しかし、スタンディッシュはお見通しなのか、やや苛立った様子で首の後ろを掻きながら、
「国王陛下には抗議しなきゃな。狭量で頭がからっぽの息子を何とかしろって。自分の言動がどんな事態を招いたのかよーく理解してもらわないとな。王子だからって、何をしてもいいわけじゃない」
「・・・そうだな」
「あ、そうだ。デヴァレル殿下の前に誰かの首を転がしてやろうかな。失神するかもよ。あははっ」
「・・・」
うーん。それには賛同出来ない。やっぱり、スタンディッシュはまともな人間じゃないな。

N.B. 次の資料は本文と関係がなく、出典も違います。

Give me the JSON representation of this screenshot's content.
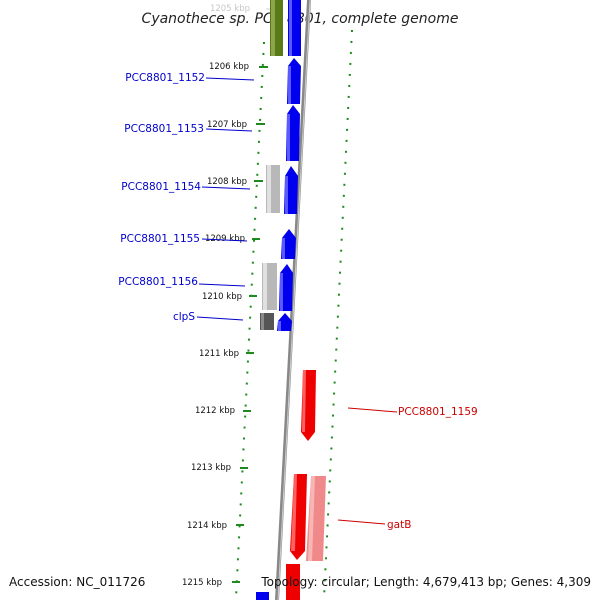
{
  "title": "Cyanothece sp. PCC 8801, complete genome",
  "footer": {
    "accession": "Accession: NC_011726",
    "summary": "Topology: circular; Length: 4,679,413 bp; Genes: 4,309"
  },
  "ticks": [
    {
      "label": "1205 kbp",
      "faint": true
    },
    {
      "label": "1206 kbp"
    },
    {
      "label": "1207 kbp"
    },
    {
      "label": "1208 kbp"
    },
    {
      "label": "1209 kbp"
    },
    {
      "label": "1210 kbp"
    },
    {
      "label": "1211 kbp"
    },
    {
      "label": "1212 kbp"
    },
    {
      "label": "1213 kbp"
    },
    {
      "label": "1214 kbp"
    },
    {
      "label": "1215 kbp"
    }
  ],
  "gene_labels": [
    {
      "text": "PCC8801_1152",
      "color": "#0000cc"
    },
    {
      "text": "PCC8801_1153",
      "color": "#0000cc"
    },
    {
      "text": "PCC8801_1154",
      "color": "#0000cc"
    },
    {
      "text": "PCC8801_1155",
      "color": "#0000cc"
    },
    {
      "text": "PCC8801_1156",
      "color": "#0000cc"
    },
    {
      "text": "clpS",
      "color": "#0000cc"
    },
    {
      "text": "PCC8801_1159",
      "color": "#cc0000"
    },
    {
      "text": "gatB",
      "color": "#cc0000"
    }
  ],
  "colors": {
    "forward_cds": "#0000ee",
    "reverse_cds": "#ee0000",
    "reverse_cds_light": "#f08a8a",
    "gray_feature": "#b8b8b8",
    "dark_feature": "#555555",
    "olive_feature": "#5a7a1a",
    "backbone": "#888888",
    "dotted_ring": "#1e8a1e"
  }
}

「じゃあ、ロクサーヌはあくまで僕の援護ってことで。僕が危ないと思ったら、逃げるんだよ。・・・僕が死んでも、クロエの弟がいるからね」
「馬鹿を言うな。クロエの夫となる男はあんたしかいないだろう」
スタンディッシュはにっこり笑って、
「うん。ちょっと言っただけ。そもそも僕が危なくなるわけがないよ。外にいる連中は後悔しながら死んで行くことになる。それにしても、ロクサーヌは熱いことを言うよね。あ、キザかな?」
俺はカッと赤くなると、
「こんな時にからかわないでくれ!」
「はいはい。じゃあ、1、2、3で馬車から出たら、西に全速力で5分走った所に開けた土地があるから、そこを目指してね。こう狭い路地だと僕の術は出しにくい」
「全速力で5分・・・ずいぶん距離があるな。スタンディッシュに付いていけるとは思えないが」
風の属性の力が強いラムズフォード家の人間は動物並に素早い。
「付いて来れなきゃ死ぬよ」
スタンディッシュは左側の扉に手をやると、「ロクサーヌ。もう一度言っておく。迷わず殺すんだ。迷いが命取りになる。けして、迷うな。生きることだけを考えろ」
「・・・ああ」
俺は頷くと、右側の扉に手をやった。
スタンディッシュも頷くと、
「じゃあ、数えるよ」
「いーち」
俺は短剣を握り締めた。・・・頼むから、震えないでくれ。
「にー」
こんな所で死ぬわけにはいかない。・・・こんなに生きたいと思ったのは初めてだ。
「さんっ!」
俺とスタンディッシュは同時に馬車から飛び降りた。
馬車の外にはザッと数えて、50人以上いた。
俺一人を殺すためだけにこれだけの人数を寄越すとは敵は相当本気らしい。
そう思った次の瞬間、『生きる』その言葉だけが頭の中に残った。他は何も考えられなかった。
世界は無音になった。
悲鳴すら聞こえなかった。
俺はこの日、初めて、人を殺した。